Copying Data From One Table To Another – To Disable Indexes or Not To Disable Indexes, That’s the Question.


As the famous Bard once said, “To disable indexes or not to disable indexes, that is the question?”.  Well maybe that wasn’t quite what he said but it was a discussion that came up here just recently.

We’ve found ourselves inheriting a process that has to copy all the data from one database into another, empty database.  The current process is rather convoluted and fiddly with far too many manual, intermediate steps that are just crying out for a spot of human error.

To cut a long story short, we decided that there must be a better way to do this.  Unfortunately SSIS and BCP were ruled out fairly early on for one reason or another. Instead we decided on a simple approach, create a schema only copy of the database and just run a bunch of INSERT… SELECT statements to bring the data in.  But the question was how best to go about doing this, should we disable indexes first, import and re-enable them or should we just import directly with the indexes enabled?

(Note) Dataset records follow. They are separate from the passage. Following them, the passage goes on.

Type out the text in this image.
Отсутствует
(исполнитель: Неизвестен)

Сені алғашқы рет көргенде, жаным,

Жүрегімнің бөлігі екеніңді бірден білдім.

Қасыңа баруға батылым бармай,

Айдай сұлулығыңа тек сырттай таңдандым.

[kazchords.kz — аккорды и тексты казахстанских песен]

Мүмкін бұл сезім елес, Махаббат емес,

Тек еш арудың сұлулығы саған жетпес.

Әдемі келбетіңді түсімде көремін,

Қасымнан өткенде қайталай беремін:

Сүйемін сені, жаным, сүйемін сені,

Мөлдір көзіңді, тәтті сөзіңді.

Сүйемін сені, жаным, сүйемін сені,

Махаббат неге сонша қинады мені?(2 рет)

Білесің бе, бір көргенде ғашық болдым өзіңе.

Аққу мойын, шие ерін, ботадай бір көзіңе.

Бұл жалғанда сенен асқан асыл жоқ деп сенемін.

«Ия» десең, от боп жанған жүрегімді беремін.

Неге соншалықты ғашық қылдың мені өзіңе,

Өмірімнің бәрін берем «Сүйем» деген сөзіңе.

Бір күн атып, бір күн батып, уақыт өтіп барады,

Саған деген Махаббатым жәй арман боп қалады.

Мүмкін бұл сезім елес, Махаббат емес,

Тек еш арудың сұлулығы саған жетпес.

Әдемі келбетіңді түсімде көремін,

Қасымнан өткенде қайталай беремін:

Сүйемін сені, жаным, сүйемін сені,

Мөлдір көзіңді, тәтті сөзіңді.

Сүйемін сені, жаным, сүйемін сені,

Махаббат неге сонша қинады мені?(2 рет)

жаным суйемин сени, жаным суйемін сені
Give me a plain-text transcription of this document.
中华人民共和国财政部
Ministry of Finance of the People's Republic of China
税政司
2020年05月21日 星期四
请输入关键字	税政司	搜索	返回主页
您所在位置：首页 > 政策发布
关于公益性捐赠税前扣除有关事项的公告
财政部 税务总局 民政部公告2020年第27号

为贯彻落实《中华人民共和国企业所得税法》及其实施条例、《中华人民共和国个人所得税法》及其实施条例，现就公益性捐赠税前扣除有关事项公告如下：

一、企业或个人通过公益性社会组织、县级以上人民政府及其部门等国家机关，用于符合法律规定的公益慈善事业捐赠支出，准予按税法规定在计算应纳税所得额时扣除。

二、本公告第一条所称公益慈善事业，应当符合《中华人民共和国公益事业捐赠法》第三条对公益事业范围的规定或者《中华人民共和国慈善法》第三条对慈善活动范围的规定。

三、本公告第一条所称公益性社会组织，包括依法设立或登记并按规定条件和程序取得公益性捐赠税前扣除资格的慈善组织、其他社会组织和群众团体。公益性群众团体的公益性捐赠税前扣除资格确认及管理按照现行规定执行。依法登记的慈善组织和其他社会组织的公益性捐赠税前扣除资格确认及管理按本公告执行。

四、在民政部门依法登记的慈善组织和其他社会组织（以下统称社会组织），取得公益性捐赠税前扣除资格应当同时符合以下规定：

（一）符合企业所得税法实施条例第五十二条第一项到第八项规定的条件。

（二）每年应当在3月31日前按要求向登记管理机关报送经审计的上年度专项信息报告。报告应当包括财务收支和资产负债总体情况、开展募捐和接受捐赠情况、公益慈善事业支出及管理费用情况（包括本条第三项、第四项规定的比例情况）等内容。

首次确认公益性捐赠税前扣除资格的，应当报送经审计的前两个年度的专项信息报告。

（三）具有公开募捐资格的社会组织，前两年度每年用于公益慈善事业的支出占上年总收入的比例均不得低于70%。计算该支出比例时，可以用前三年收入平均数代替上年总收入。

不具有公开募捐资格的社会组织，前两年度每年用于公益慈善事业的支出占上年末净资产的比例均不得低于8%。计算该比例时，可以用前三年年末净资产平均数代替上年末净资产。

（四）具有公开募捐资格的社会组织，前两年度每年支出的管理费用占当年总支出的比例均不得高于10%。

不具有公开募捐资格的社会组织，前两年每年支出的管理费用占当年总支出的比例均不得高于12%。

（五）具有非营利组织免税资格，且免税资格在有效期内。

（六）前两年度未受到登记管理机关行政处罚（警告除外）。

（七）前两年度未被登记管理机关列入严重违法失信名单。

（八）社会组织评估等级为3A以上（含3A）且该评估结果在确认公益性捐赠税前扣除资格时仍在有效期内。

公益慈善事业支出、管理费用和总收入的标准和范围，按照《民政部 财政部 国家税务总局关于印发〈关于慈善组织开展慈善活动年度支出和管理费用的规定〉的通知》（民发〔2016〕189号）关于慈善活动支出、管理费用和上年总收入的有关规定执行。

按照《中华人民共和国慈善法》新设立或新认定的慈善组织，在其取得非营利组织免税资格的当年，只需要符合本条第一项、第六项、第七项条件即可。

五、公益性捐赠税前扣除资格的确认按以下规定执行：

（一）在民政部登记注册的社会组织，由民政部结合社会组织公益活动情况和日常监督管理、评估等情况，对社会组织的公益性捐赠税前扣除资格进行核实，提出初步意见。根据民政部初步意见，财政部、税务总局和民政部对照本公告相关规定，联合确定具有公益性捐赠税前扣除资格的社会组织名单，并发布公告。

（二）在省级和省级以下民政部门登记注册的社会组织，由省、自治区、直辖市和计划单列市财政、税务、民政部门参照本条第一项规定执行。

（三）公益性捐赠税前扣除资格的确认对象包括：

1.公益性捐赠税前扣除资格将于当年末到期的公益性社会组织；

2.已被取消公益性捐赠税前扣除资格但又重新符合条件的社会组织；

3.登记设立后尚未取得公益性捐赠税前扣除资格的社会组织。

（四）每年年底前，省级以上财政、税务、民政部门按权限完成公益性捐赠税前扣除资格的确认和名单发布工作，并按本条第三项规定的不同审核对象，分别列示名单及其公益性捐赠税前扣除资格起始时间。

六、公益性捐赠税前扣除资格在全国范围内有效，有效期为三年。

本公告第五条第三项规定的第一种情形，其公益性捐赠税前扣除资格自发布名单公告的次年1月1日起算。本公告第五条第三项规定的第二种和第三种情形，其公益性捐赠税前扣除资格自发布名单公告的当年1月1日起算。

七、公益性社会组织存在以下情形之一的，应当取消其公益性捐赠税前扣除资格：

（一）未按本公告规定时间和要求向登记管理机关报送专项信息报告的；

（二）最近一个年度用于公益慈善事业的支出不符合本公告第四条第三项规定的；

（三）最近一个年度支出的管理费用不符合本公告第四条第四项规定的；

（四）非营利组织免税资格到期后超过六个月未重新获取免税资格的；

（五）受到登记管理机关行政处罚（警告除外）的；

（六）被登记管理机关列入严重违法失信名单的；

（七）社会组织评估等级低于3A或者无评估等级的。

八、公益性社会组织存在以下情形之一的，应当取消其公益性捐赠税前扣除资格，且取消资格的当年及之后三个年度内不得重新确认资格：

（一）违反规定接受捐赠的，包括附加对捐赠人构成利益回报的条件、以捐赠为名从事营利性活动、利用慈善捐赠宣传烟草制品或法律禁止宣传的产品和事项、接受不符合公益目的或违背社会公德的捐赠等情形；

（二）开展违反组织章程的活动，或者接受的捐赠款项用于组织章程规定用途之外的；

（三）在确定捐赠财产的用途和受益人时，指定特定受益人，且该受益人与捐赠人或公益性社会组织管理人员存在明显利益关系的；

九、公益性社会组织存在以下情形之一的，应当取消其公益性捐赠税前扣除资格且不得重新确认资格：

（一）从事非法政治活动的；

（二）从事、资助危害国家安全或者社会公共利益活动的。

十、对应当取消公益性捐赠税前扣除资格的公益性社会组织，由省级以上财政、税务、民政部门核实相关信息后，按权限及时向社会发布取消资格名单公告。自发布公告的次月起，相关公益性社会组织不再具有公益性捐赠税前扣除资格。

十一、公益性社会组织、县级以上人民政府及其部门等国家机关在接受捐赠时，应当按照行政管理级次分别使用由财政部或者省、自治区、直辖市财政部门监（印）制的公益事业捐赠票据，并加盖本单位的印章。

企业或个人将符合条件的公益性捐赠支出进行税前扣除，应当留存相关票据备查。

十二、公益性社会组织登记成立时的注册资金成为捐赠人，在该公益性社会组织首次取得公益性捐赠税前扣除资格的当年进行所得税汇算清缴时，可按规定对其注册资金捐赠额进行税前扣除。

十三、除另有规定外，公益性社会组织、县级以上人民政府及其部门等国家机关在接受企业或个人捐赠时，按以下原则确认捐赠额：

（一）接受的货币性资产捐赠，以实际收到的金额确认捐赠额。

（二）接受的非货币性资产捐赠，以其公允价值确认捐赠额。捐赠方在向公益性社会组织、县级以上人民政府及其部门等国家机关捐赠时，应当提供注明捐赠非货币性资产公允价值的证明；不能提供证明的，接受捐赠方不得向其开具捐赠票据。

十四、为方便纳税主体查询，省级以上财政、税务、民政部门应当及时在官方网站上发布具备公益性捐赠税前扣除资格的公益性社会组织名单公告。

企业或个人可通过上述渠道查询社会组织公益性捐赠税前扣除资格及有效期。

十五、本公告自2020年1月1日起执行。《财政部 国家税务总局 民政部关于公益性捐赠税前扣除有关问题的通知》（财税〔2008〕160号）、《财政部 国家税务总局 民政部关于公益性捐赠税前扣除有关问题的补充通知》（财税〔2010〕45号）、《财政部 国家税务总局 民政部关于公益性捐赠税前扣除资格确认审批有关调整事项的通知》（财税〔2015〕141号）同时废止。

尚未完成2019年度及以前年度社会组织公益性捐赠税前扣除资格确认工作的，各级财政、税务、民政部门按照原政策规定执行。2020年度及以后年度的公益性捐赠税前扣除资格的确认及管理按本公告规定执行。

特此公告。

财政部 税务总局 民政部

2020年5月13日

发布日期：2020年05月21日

Conventional wisdom seems to think that disabling the indexes is the way to go but this opinion (like many things in the database world) seems mainly based on hear say with very little in the way of evidence to back it up.  Being the cynic that I am, I decided to do some tests on the various approaches that I could take.

The test database was a fairly modest (and about average for this particular product) 25GB in size, containing 460 tables and 1,500 indexes.

Insert With Indexes Enabled – Import Abandoned After An Hour 

So the first test was to insert all data from all tables with indexes enabled.  Not a good start with me getting fed up and abandoning the import after 1 hour.

Insert With Indexes Disabled – Import and Index Rebuild Finished After 23 Minutes

After having to abandon the first import you can image how out little down trodden faces lit up when, after disabling the indexes we saw the last insert statement complete with only 13 minutes on the clock.  Add to that the 10 minutes that it took to rebuild all indexes and the whole import was complete in 23 minutes.  But can we do better?

Insert With Tab Lock and Indexes Disabled – 21 Minutes

I wonder if adding a tab lock hint would help things?  Now, I’ve never been the biggest fan of using hints but in this case when we’re inserting in some cases, millions of rows into empty and unused tables it seemed to make sense.  This time the whole process, including the rebuilding of the indexes was done and dusted in 21 minutes.  The tab lock has saved us 2 minutes.

Insert With Tab Lock, Indexes Disabled and Database in Bulk Logged – 16 Minutes

When you insert into an empty table with tab lock, your insert suddenly becomes a minimally logged operation.  Could switching the database to bulk logged help improve our performance further?

BOOM!  The insert statements all finished in just under 9 minutes!  Leaving the database in bulk logged I tried running the index rebuilds, a mere 7 minutes had passed before they were complete meaning that the whole process was done in 16 minutes.

To put that into perspective, we’d just taken a convoluted, labour intensive and error prone routine that was taking around 45 minutes to complete and made a simple process that’s done in 16 minutes.


This test was based on a very specific example but if you do find yourself needing to copy a large amount of data from one into another, empty table, you may well find that disabling your indexes, using tab lock and putting the database into bulk logged will significantly increase the performance of the transfer.